I know the forum is more for Bruce and Adrian’s solo stuff but I figured there might be some good opinions here. I’ve known about Bayley’s solo work for a while now, and listened to Silicon Messiah for the first time a few months ago. It was quite good, but not on the same level as what I felt listening to Accident of Birth the first time. Today tho I had some downtime and decided to try out his album trio Infinite Entanglement and I was blown away. The Blaze on there is a world apart from his work on Iron Maiden, and while I like him there I must say it is a significant improvement imo. I know he is somewhat controversial in Maiden circles so I thought it would be neat to hear your opinions, esp how he stacks up to Bruce.

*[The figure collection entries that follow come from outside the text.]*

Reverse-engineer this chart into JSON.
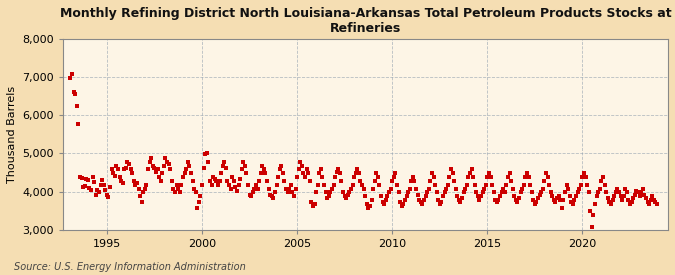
{
  "title": "Monthly Refining District North Louisiana-Arkansas Total Petroleum Products Stocks at\nRefineries",
  "ylabel": "Thousand Barrels",
  "source": "Source: U.S. Energy Information Administration",
  "fig_bg_color": "#f5deb3",
  "plot_bg_color": "#fdf5e6",
  "dot_color": "#cc0000",
  "xlim_start": 1992.7,
  "xlim_end": 2024.5,
  "ylim": [
    3000,
    8000
  ],
  "yticks": [
    3000,
    4000,
    5000,
    6000,
    7000,
    8000
  ],
  "xticks": [
    1995,
    2000,
    2005,
    2010,
    2015,
    2020
  ],
  "grid_color": "#8899aa",
  "data": [
    [
      1993.08,
      6980
    ],
    [
      1993.17,
      7080
    ],
    [
      1993.25,
      6600
    ],
    [
      1993.33,
      6550
    ],
    [
      1993.42,
      6250
    ],
    [
      1993.5,
      5760
    ],
    [
      1993.58,
      4380
    ],
    [
      1993.67,
      4350
    ],
    [
      1993.75,
      4120
    ],
    [
      1993.83,
      4150
    ],
    [
      1993.92,
      4320
    ],
    [
      1994.0,
      4300
    ],
    [
      1994.08,
      4100
    ],
    [
      1994.17,
      4050
    ],
    [
      1994.25,
      4380
    ],
    [
      1994.33,
      4250
    ],
    [
      1994.42,
      3920
    ],
    [
      1994.5,
      4050
    ],
    [
      1994.58,
      3980
    ],
    [
      1994.67,
      4180
    ],
    [
      1994.75,
      4300
    ],
    [
      1994.83,
      4180
    ],
    [
      1994.92,
      4050
    ],
    [
      1995.0,
      3920
    ],
    [
      1995.08,
      3870
    ],
    [
      1995.17,
      4120
    ],
    [
      1995.25,
      4580
    ],
    [
      1995.33,
      4480
    ],
    [
      1995.42,
      4420
    ],
    [
      1995.5,
      4680
    ],
    [
      1995.58,
      4580
    ],
    [
      1995.67,
      4380
    ],
    [
      1995.75,
      4280
    ],
    [
      1995.83,
      4220
    ],
    [
      1995.92,
      4580
    ],
    [
      1996.0,
      4620
    ],
    [
      1996.08,
      4780
    ],
    [
      1996.17,
      4720
    ],
    [
      1996.25,
      4580
    ],
    [
      1996.33,
      4480
    ],
    [
      1996.42,
      4280
    ],
    [
      1996.5,
      4180
    ],
    [
      1996.58,
      4220
    ],
    [
      1996.67,
      4080
    ],
    [
      1996.75,
      3880
    ],
    [
      1996.83,
      3720
    ],
    [
      1996.92,
      3980
    ],
    [
      1997.0,
      4080
    ],
    [
      1997.08,
      4180
    ],
    [
      1997.17,
      4580
    ],
    [
      1997.25,
      4780
    ],
    [
      1997.33,
      4880
    ],
    [
      1997.42,
      4680
    ],
    [
      1997.5,
      4620
    ],
    [
      1997.58,
      4520
    ],
    [
      1997.67,
      4580
    ],
    [
      1997.75,
      4380
    ],
    [
      1997.83,
      4280
    ],
    [
      1997.92,
      4480
    ],
    [
      1998.0,
      4680
    ],
    [
      1998.08,
      4880
    ],
    [
      1998.17,
      4780
    ],
    [
      1998.25,
      4720
    ],
    [
      1998.33,
      4580
    ],
    [
      1998.42,
      4280
    ],
    [
      1998.5,
      4080
    ],
    [
      1998.58,
      3980
    ],
    [
      1998.67,
      4180
    ],
    [
      1998.75,
      4080
    ],
    [
      1998.83,
      3980
    ],
    [
      1998.92,
      4180
    ],
    [
      1999.0,
      4380
    ],
    [
      1999.08,
      4480
    ],
    [
      1999.17,
      4580
    ],
    [
      1999.25,
      4780
    ],
    [
      1999.33,
      4680
    ],
    [
      1999.42,
      4480
    ],
    [
      1999.5,
      4280
    ],
    [
      1999.58,
      4080
    ],
    [
      1999.67,
      3980
    ],
    [
      1999.75,
      3580
    ],
    [
      1999.83,
      3720
    ],
    [
      1999.92,
      3880
    ],
    [
      2000.0,
      4180
    ],
    [
      2000.08,
      4620
    ],
    [
      2000.17,
      4980
    ],
    [
      2000.25,
      5020
    ],
    [
      2000.33,
      4780
    ],
    [
      2000.42,
      4280
    ],
    [
      2000.5,
      4180
    ],
    [
      2000.58,
      4380
    ],
    [
      2000.67,
      4320
    ],
    [
      2000.75,
      4280
    ],
    [
      2000.83,
      4180
    ],
    [
      2000.92,
      4280
    ],
    [
      2001.0,
      4480
    ],
    [
      2001.08,
      4680
    ],
    [
      2001.17,
      4780
    ],
    [
      2001.25,
      4620
    ],
    [
      2001.33,
      4280
    ],
    [
      2001.42,
      4180
    ],
    [
      2001.5,
      4080
    ],
    [
      2001.58,
      4380
    ],
    [
      2001.67,
      4280
    ],
    [
      2001.75,
      4120
    ],
    [
      2001.83,
      4020
    ],
    [
      2001.92,
      4180
    ],
    [
      2002.0,
      4320
    ],
    [
      2002.08,
      4580
    ],
    [
      2002.17,
      4780
    ],
    [
      2002.25,
      4680
    ],
    [
      2002.33,
      4480
    ],
    [
      2002.42,
      4180
    ],
    [
      2002.5,
      3920
    ],
    [
      2002.58,
      3880
    ],
    [
      2002.67,
      3980
    ],
    [
      2002.75,
      4080
    ],
    [
      2002.83,
      4180
    ],
    [
      2002.92,
      4080
    ],
    [
      2003.0,
      4280
    ],
    [
      2003.08,
      4480
    ],
    [
      2003.17,
      4680
    ],
    [
      2003.25,
      4580
    ],
    [
      2003.33,
      4480
    ],
    [
      2003.42,
      4280
    ],
    [
      2003.5,
      4080
    ],
    [
      2003.58,
      3920
    ],
    [
      2003.67,
      3880
    ],
    [
      2003.75,
      3820
    ],
    [
      2003.83,
      3980
    ],
    [
      2003.92,
      4180
    ],
    [
      2004.0,
      4380
    ],
    [
      2004.08,
      4580
    ],
    [
      2004.17,
      4680
    ],
    [
      2004.25,
      4480
    ],
    [
      2004.33,
      4280
    ],
    [
      2004.42,
      4080
    ],
    [
      2004.5,
      3980
    ],
    [
      2004.58,
      4080
    ],
    [
      2004.67,
      4180
    ],
    [
      2004.75,
      3980
    ],
    [
      2004.83,
      3880
    ],
    [
      2004.92,
      4080
    ],
    [
      2005.0,
      4380
    ],
    [
      2005.08,
      4580
    ],
    [
      2005.17,
      4780
    ],
    [
      2005.25,
      4680
    ],
    [
      2005.33,
      4480
    ],
    [
      2005.42,
      4380
    ],
    [
      2005.5,
      4580
    ],
    [
      2005.58,
      4480
    ],
    [
      2005.67,
      4280
    ],
    [
      2005.75,
      3720
    ],
    [
      2005.83,
      3620
    ],
    [
      2005.92,
      3680
    ],
    [
      2006.0,
      3980
    ],
    [
      2006.08,
      4180
    ],
    [
      2006.17,
      4480
    ],
    [
      2006.25,
      4580
    ],
    [
      2006.33,
      4380
    ],
    [
      2006.42,
      4180
    ],
    [
      2006.5,
      3980
    ],
    [
      2006.58,
      3820
    ],
    [
      2006.67,
      3880
    ],
    [
      2006.75,
      3980
    ],
    [
      2006.83,
      4080
    ],
    [
      2006.92,
      4180
    ],
    [
      2007.0,
      4380
    ],
    [
      2007.08,
      4520
    ],
    [
      2007.17,
      4580
    ],
    [
      2007.25,
      4480
    ],
    [
      2007.33,
      4280
    ],
    [
      2007.42,
      3980
    ],
    [
      2007.5,
      3880
    ],
    [
      2007.58,
      3820
    ],
    [
      2007.67,
      3920
    ],
    [
      2007.75,
      3980
    ],
    [
      2007.83,
      4080
    ],
    [
      2007.92,
      4180
    ],
    [
      2008.0,
      4380
    ],
    [
      2008.08,
      4480
    ],
    [
      2008.17,
      4580
    ],
    [
      2008.25,
      4480
    ],
    [
      2008.33,
      4280
    ],
    [
      2008.42,
      4180
    ],
    [
      2008.5,
      4080
    ],
    [
      2008.58,
      3880
    ],
    [
      2008.67,
      3680
    ],
    [
      2008.75,
      3580
    ],
    [
      2008.83,
      3620
    ],
    [
      2008.92,
      3780
    ],
    [
      2009.0,
      4080
    ],
    [
      2009.08,
      4280
    ],
    [
      2009.17,
      4480
    ],
    [
      2009.25,
      4380
    ],
    [
      2009.33,
      4180
    ],
    [
      2009.42,
      3880
    ],
    [
      2009.5,
      3720
    ],
    [
      2009.58,
      3680
    ],
    [
      2009.67,
      3780
    ],
    [
      2009.75,
      3880
    ],
    [
      2009.83,
      3980
    ],
    [
      2009.92,
      4080
    ],
    [
      2010.0,
      4280
    ],
    [
      2010.08,
      4380
    ],
    [
      2010.17,
      4480
    ],
    [
      2010.25,
      4180
    ],
    [
      2010.33,
      3980
    ],
    [
      2010.42,
      3720
    ],
    [
      2010.5,
      3620
    ],
    [
      2010.58,
      3680
    ],
    [
      2010.67,
      3780
    ],
    [
      2010.75,
      3880
    ],
    [
      2010.83,
      3980
    ],
    [
      2010.92,
      4080
    ],
    [
      2011.0,
      4280
    ],
    [
      2011.08,
      4380
    ],
    [
      2011.17,
      4280
    ],
    [
      2011.25,
      4080
    ],
    [
      2011.33,
      3920
    ],
    [
      2011.42,
      3780
    ],
    [
      2011.5,
      3720
    ],
    [
      2011.58,
      3680
    ],
    [
      2011.67,
      3780
    ],
    [
      2011.75,
      3880
    ],
    [
      2011.83,
      3980
    ],
    [
      2011.92,
      4080
    ],
    [
      2012.0,
      4280
    ],
    [
      2012.08,
      4480
    ],
    [
      2012.17,
      4380
    ],
    [
      2012.25,
      4180
    ],
    [
      2012.33,
      3980
    ],
    [
      2012.42,
      3780
    ],
    [
      2012.5,
      3680
    ],
    [
      2012.58,
      3720
    ],
    [
      2012.67,
      3880
    ],
    [
      2012.75,
      3980
    ],
    [
      2012.83,
      4080
    ],
    [
      2012.92,
      4180
    ],
    [
      2013.0,
      4380
    ],
    [
      2013.08,
      4580
    ],
    [
      2013.17,
      4480
    ],
    [
      2013.25,
      4280
    ],
    [
      2013.33,
      4080
    ],
    [
      2013.42,
      3880
    ],
    [
      2013.5,
      3780
    ],
    [
      2013.58,
      3720
    ],
    [
      2013.67,
      3820
    ],
    [
      2013.75,
      3980
    ],
    [
      2013.83,
      4080
    ],
    [
      2013.92,
      4180
    ],
    [
      2014.0,
      4380
    ],
    [
      2014.08,
      4480
    ],
    [
      2014.17,
      4580
    ],
    [
      2014.25,
      4380
    ],
    [
      2014.33,
      4180
    ],
    [
      2014.42,
      3980
    ],
    [
      2014.5,
      3880
    ],
    [
      2014.58,
      3780
    ],
    [
      2014.67,
      3880
    ],
    [
      2014.75,
      3980
    ],
    [
      2014.83,
      4080
    ],
    [
      2014.92,
      4180
    ],
    [
      2015.0,
      4380
    ],
    [
      2015.08,
      4480
    ],
    [
      2015.17,
      4380
    ],
    [
      2015.25,
      4180
    ],
    [
      2015.33,
      3980
    ],
    [
      2015.42,
      3780
    ],
    [
      2015.5,
      3720
    ],
    [
      2015.58,
      3780
    ],
    [
      2015.67,
      3880
    ],
    [
      2015.75,
      3980
    ],
    [
      2015.83,
      4080
    ],
    [
      2015.92,
      3980
    ],
    [
      2016.0,
      4180
    ],
    [
      2016.08,
      4380
    ],
    [
      2016.17,
      4480
    ],
    [
      2016.25,
      4280
    ],
    [
      2016.33,
      4080
    ],
    [
      2016.42,
      3880
    ],
    [
      2016.5,
      3780
    ],
    [
      2016.58,
      3720
    ],
    [
      2016.67,
      3820
    ],
    [
      2016.75,
      3980
    ],
    [
      2016.83,
      4080
    ],
    [
      2016.92,
      4180
    ],
    [
      2017.0,
      4380
    ],
    [
      2017.08,
      4480
    ],
    [
      2017.17,
      4380
    ],
    [
      2017.25,
      4180
    ],
    [
      2017.33,
      3980
    ],
    [
      2017.42,
      3780
    ],
    [
      2017.5,
      3680
    ],
    [
      2017.58,
      3720
    ],
    [
      2017.67,
      3820
    ],
    [
      2017.75,
      3920
    ],
    [
      2017.83,
      3980
    ],
    [
      2017.92,
      4080
    ],
    [
      2018.0,
      4280
    ],
    [
      2018.08,
      4480
    ],
    [
      2018.17,
      4380
    ],
    [
      2018.25,
      4180
    ],
    [
      2018.33,
      3980
    ],
    [
      2018.42,
      3880
    ],
    [
      2018.5,
      3780
    ],
    [
      2018.58,
      3720
    ],
    [
      2018.67,
      3820
    ],
    [
      2018.75,
      3880
    ],
    [
      2018.83,
      3780
    ],
    [
      2018.92,
      3580
    ],
    [
      2019.0,
      3780
    ],
    [
      2019.08,
      3980
    ],
    [
      2019.17,
      4180
    ],
    [
      2019.25,
      4080
    ],
    [
      2019.33,
      3880
    ],
    [
      2019.42,
      3720
    ],
    [
      2019.5,
      3680
    ],
    [
      2019.58,
      3780
    ],
    [
      2019.67,
      3880
    ],
    [
      2019.75,
      3980
    ],
    [
      2019.83,
      4080
    ],
    [
      2019.92,
      4180
    ],
    [
      2020.0,
      4380
    ],
    [
      2020.08,
      4480
    ],
    [
      2020.17,
      4380
    ],
    [
      2020.25,
      4180
    ],
    [
      2020.33,
      3980
    ],
    [
      2020.42,
      3480
    ],
    [
      2020.5,
      3080
    ],
    [
      2020.58,
      3380
    ],
    [
      2020.67,
      3680
    ],
    [
      2020.75,
      3880
    ],
    [
      2020.83,
      3980
    ],
    [
      2020.92,
      4080
    ],
    [
      2021.0,
      4280
    ],
    [
      2021.08,
      4380
    ],
    [
      2021.17,
      4180
    ],
    [
      2021.25,
      3980
    ],
    [
      2021.33,
      3820
    ],
    [
      2021.42,
      3720
    ],
    [
      2021.5,
      3680
    ],
    [
      2021.58,
      3780
    ],
    [
      2021.67,
      3880
    ],
    [
      2021.75,
      3980
    ],
    [
      2021.83,
      4080
    ],
    [
      2021.92,
      3980
    ],
    [
      2022.0,
      3880
    ],
    [
      2022.08,
      3780
    ],
    [
      2022.17,
      3880
    ],
    [
      2022.25,
      4080
    ],
    [
      2022.33,
      3980
    ],
    [
      2022.42,
      3780
    ],
    [
      2022.5,
      3680
    ],
    [
      2022.58,
      3720
    ],
    [
      2022.67,
      3820
    ],
    [
      2022.75,
      3920
    ],
    [
      2022.83,
      4020
    ],
    [
      2022.92,
      3980
    ],
    [
      2023.0,
      3880
    ],
    [
      2023.08,
      3980
    ],
    [
      2023.17,
      4080
    ],
    [
      2023.25,
      3920
    ],
    [
      2023.33,
      3820
    ],
    [
      2023.42,
      3720
    ],
    [
      2023.5,
      3680
    ],
    [
      2023.58,
      3780
    ],
    [
      2023.67,
      3880
    ],
    [
      2023.75,
      3780
    ],
    [
      2023.83,
      3720
    ],
    [
      2023.92,
      3680
    ]
  ]
}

I really like Blaze’s two records with Maiden, I find them underrated and he fits the sound of the band at the time. I really liked his solo career when I listened to it a few years ago, but I need to properly come back to those albums again to see how they stack up today. I haven’t even listened to War Within Me yet.
I did spin Silicon Messiah earlier this year, and that’s still a banger album. I agree that it’s not up to the level of Bruce’s best — a couple tracks are a bit filler-y, like “Reach for the Horizon” and “The Launch” — but the rest are awesome, especially “Identity” (often overlooked) and “Stare at the Sun”, basically Blaze’s “Hallowed”. I would take this album over Tattooed Millionaire and Balls to Picasso no doubt, and it’s probably better than anything Adrian did outside of Maiden.
(I moved this topic into the Other Music category because that seemed like the best place for it.)
I’m not personally a fan of Blaze’s two albums with Iron Maiden — he struggled to stay on key, and the songwriting wasn’t very good in general. I did really like “Blood On The World’s Hands”, though, and “Futureal”, “Sign Of The Cross”, and even “2 A.M.” were pretty good, but that was about it for me.
As far as his solo work goes, it’s a very mixed bag. I’m not really a fan of Silicon Messiah, unlike most people, though I do think Tenth Dimension and Blood & Belief are pretty good. I love the music on The Man Who Would Not Die and Promise And Terror, but Blaze’s performances on those two albums are really uneven, with lots of whiffed notes and timbre problems. The King Of Metal is a steaming pile of shit, full stop. The Infinite Entanglement trilogy was much better, since it sounded like Blaze finally got some vocal coaching and his backing band sounds like a B-league Gamma Ray, which is a good thing in my book. I haven’t really listened to War Within Me yet.
In short, I think there’s some good stuff to be found on his solo records, but not a lot of great stuff, and there are lots of clunkers in there too.
To be a devil’s advocate for a moment, I feel like Related Bands is a better category, since Blaze is related to Bruce and Adrian through Iron Maiden. Could also springboard some British Lion discussion in there, too.
I see what you’re saying, but Bruce and Adrian never overlapped with Blaze in Maiden, and Blaze doesn’t have any connection at all to their solo work (and neither does British Lion).
I was viewing Related Bands as only having one degree of separation from Bruce & Adrian’s solo work, if that makes sense. A place where people could talk about and discover other projects by people involved in their solo efforts, like Roy Z.'s Tribe Of Gypsies, Andy Makin’s Nine Miles Down, Sack Trick, Skin, etc. Janick’s other projects would be fair game there too. And it seemed like the right place to put Bruce & Adrian’s side project, Iron Maiden.
Let’s see how it shakes out over time, and if people feel like that’s not a useful distinction and would rather lump all the Maiden-related side projects in there too, we can make that decision down the road.
An interesting note about this – I’m pretty sure Blaze got the idea to do an album trilogy because he was asked to sing on a track for Geoff Tate’s Operation: Mindcrime project, which was doing a (you guessed it) three-album story concept at the time.
Tate’s Operation: Mindcrime albums were all recorded around the same time in late 2014 (including Blaze’s guest appearance), but were released yearly afterward:
- The Key (2015)
- Resurrection (2016)
- The New Reality (2017)
The song Blaze appeared on (along with Tim “Ripper” Owens) was “Taking On The World”, from the second album Resurrection:
Blaze, Tate, and Owens even went on a tour together in 2016 called “Trinity” (which was especially sad because that was originally going to be the name of a project including Bruce, Rob Halford, and Tate that would have included songs like “A Tyranny Of Souls” and “The One You Love To Hate”, with vocal parts for all three of them; but instead it turned into a tour with the ex-singers of those three bands instead!)
Anyway, given Blaze’s participation in Tate’s project in late 2014, I’m pretty sure that’s what inspired him to do Infinite Entanglement as a trilogy, and then he toured the first album on the Trinity tour to bring it full circle.
By the way, those Operation: Mindcrime albums are actually pretty interesting. Kind of uneven, but generally good, and the story’s interesting too. The music is definitely not metal, though – it’s occasionally heavy prog-rock that gets more synthy as the albums progress.